個人的に顕著に差を感じるのは赤身肉です。冷凍するとドリップ(肉汁)が出やすくなり、解凍時にパサつきが生じます。本来の芳醇な香りや旨みが抜けてしまう感じがするんですよね。ミスジやシンシンのような希少赤身部位は、特にチルドと冷凍の差が出やすい部位です。
ただ、近年の冷凍技術の進化は本当に素晴らしく、「これ冷凍なの?」と驚くレベルのものも出てきています。生の魚やしらすの瞬間冷凍は感動レベルです。今後この技術はさらに伸びていくと思っています。
歩留まりの違い
あまり知られていませんが、価格差に大きく影響するのが「歩留まり」です。
歩留まりとは、仕入れた肉をどこまで使うか、ということです。スジや脂を丁寧に取り除いて整形すればするほど、使える部分は減り、原価は上がります。安い店は歩留まりを多く取る(使える部分を多く残す)ことで原価を抑えています。

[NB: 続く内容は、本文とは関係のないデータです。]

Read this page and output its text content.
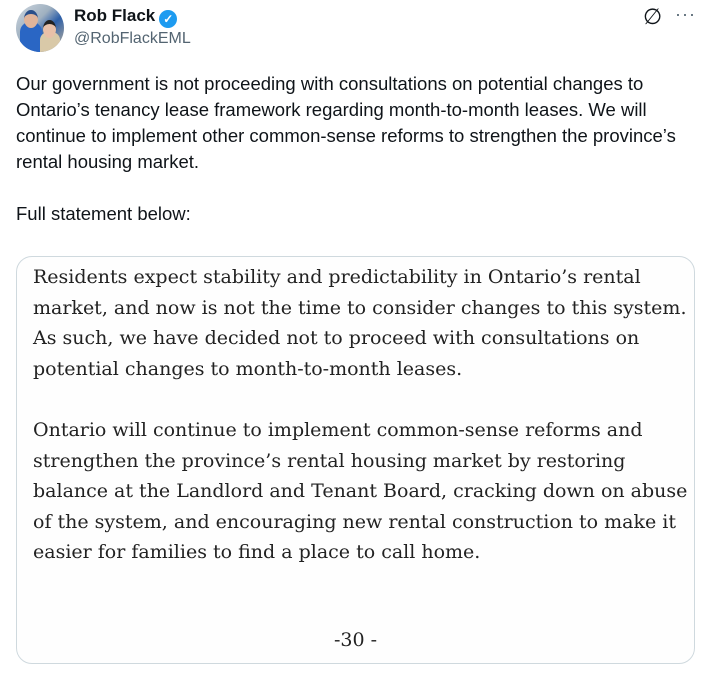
Rob Flack ✓
@RobFlackEML
∅ ···
Our government is not proceeding with consultations on potential changes to Ontario’s tenancy lease framework regarding month-to-month leases. We will continue to implement other common-sense reforms to strengthen the province’s rental housing market.

Full statement below:

Residents expect stability and predictability in Ontario’s rental market, and now is not the time to consider changes to this system. As such, we have decided not to proceed with consultations on potential changes to month-to-month leases.

Ontario will continue to implement common-sense reforms and strengthen the province’s rental housing market by restoring balance at the Landlord and Tenant Board, cracking down on abuse of the system, and encouraging new rental construction to make it easier for families to find a place to call home.

-30 -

当店はかなり歩留まりを出してしまっています。お客様によって質に差が出てほしくない、どのお客様にも同じクオリティのものを提供したい、コース内で食べられる量が限られているなら、より良い部位を食べてほしい——そういう考えから、原価はさらに上がります。もちろん出た部分は無駄にせず、牛の出汁を取ったり、様々な形で使っています。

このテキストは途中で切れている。